I decided to follow my instinct as this has worked before but we had the same pontoon to come off with the same direction of wind as the first challenge. I read a bit of Tom Cunliffe’s advise on springing off a pontoon, which I had done before but with no success. So, it was time to give it a go we my new found knowledge. Our spectators were back out as soon as they saw me prepare the boat for the off. We reversed gently on our back warp; nothing happened. I had to increase the revs to 2,800 before she even began to turn, and turn she did, we came off that pontoon like true professionals with not a mark of embarrassment; thank you Tom Cunliffe.
We motored out with no problems apart from Carlotta loosing her cap.
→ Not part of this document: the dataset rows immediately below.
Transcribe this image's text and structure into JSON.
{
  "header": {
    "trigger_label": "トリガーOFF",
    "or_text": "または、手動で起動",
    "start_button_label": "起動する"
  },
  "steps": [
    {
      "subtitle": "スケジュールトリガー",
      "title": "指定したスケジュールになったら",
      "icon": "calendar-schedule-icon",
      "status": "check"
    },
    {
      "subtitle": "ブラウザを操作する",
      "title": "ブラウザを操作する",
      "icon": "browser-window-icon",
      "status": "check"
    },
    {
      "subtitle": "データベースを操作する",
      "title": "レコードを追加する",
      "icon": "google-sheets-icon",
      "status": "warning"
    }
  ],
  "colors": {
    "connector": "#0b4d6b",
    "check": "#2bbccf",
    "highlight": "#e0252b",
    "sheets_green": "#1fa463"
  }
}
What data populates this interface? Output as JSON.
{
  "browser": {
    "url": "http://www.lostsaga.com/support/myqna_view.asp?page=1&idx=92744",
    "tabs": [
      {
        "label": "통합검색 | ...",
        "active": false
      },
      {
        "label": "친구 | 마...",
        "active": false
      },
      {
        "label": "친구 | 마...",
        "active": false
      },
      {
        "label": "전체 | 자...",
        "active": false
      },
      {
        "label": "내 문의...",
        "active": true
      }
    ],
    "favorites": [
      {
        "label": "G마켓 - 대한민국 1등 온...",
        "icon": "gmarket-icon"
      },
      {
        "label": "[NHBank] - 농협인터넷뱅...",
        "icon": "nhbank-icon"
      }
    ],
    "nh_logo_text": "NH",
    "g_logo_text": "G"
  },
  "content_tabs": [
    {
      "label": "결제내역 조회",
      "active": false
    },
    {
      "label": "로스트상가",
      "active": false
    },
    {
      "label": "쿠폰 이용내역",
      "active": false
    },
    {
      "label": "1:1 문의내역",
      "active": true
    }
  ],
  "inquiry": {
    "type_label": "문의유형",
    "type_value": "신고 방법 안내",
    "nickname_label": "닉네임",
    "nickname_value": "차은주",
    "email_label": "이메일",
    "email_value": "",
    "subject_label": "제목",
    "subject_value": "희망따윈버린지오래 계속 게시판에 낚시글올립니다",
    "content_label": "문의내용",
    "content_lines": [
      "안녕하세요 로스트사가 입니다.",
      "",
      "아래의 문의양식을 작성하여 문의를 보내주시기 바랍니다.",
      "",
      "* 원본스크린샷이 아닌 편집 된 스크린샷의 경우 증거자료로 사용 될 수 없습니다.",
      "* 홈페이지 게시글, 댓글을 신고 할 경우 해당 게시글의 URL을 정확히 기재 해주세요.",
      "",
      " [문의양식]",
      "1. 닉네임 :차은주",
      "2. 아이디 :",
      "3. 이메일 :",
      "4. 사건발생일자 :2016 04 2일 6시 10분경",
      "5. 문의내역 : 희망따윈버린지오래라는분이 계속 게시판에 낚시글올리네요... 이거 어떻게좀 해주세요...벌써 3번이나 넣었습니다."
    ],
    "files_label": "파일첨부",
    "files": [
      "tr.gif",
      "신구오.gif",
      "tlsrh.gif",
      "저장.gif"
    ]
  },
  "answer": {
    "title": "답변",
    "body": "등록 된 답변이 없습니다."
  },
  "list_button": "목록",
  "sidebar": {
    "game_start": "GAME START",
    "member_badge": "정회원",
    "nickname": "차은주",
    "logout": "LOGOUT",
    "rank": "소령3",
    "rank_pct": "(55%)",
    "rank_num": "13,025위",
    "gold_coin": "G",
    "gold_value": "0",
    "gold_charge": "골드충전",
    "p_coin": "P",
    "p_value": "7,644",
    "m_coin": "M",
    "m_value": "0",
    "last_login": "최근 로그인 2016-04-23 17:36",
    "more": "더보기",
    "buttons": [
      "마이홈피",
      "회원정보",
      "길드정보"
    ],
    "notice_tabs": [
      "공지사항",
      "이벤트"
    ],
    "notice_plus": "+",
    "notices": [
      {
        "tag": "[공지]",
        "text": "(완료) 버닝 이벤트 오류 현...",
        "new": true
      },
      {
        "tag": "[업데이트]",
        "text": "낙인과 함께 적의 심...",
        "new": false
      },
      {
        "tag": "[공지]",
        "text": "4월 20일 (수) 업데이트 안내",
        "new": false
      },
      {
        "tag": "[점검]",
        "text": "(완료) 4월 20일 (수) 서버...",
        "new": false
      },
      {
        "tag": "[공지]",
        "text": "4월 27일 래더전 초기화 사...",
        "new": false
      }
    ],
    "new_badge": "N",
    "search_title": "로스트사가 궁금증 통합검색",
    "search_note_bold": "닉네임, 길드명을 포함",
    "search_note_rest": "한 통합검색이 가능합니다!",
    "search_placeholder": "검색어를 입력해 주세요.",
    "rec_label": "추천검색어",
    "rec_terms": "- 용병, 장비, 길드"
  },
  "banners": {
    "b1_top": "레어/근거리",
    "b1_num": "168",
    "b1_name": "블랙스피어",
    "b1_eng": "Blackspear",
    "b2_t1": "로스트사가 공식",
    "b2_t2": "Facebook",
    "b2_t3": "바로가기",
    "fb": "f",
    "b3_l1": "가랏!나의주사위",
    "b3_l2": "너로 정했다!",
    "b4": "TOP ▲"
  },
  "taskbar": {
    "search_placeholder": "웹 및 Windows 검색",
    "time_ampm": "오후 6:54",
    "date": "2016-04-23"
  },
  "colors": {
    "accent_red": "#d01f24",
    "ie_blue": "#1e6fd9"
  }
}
We stopped the motor around 4 cables off the shore and ran under genoa. We had a great sail during the first part of our day but then as it does the wind picked up and we were dealing with 35 knots of wind. We reefed the genoa partially but Troskala was still making 6 knots. All was manageable but the wind by now was howling and we were experiencing a swell of 5 meters that would literally pick up Troskala and carry her towards land, which were now 3 cables away. We were rounding Carvoerio headland and could turn east to hopefully be protected from the North Westerly. As we turned the water became shallow and our 5-meter swell started to produce breaking waves, two of which gave the cockpit a good soaking.
We now had Peniche in sight and the wind eased, the steerage was still hard to manage under the swell but we felt better with less wind. We came into Peniche with no issues and rafted next to another boat.
We met some fantastic people in Peniche and decided to stay another day. We had drinks with both Yacht Rafiki and Yacht Meriva who were all lovely people.
I was wrong about Peniche. Although it seemed very poor the people were friendly, the coffee cheap and the town clean and historic. There is an amazing fort that is a must see. We headed over to a beach we had seen from the coast the next day and swam in the sea plus managed to get on top of emails in our new office by the sea.
We were invited over to Yacht Meriva in the evening to have drinks with Sue and Tristan. Peniche Harbor was a great stop over and the swell caused by the fishing vessels was not a bad as the almanac or word of mouth have you believe but we were there on a weekend so that may have something to do with it.
I would like to share with you the costs of this marina but marina’s in Portugal shut over the weekend so we were unable to pay for our two nights, which is crazy but meant we have some more money in our pocket.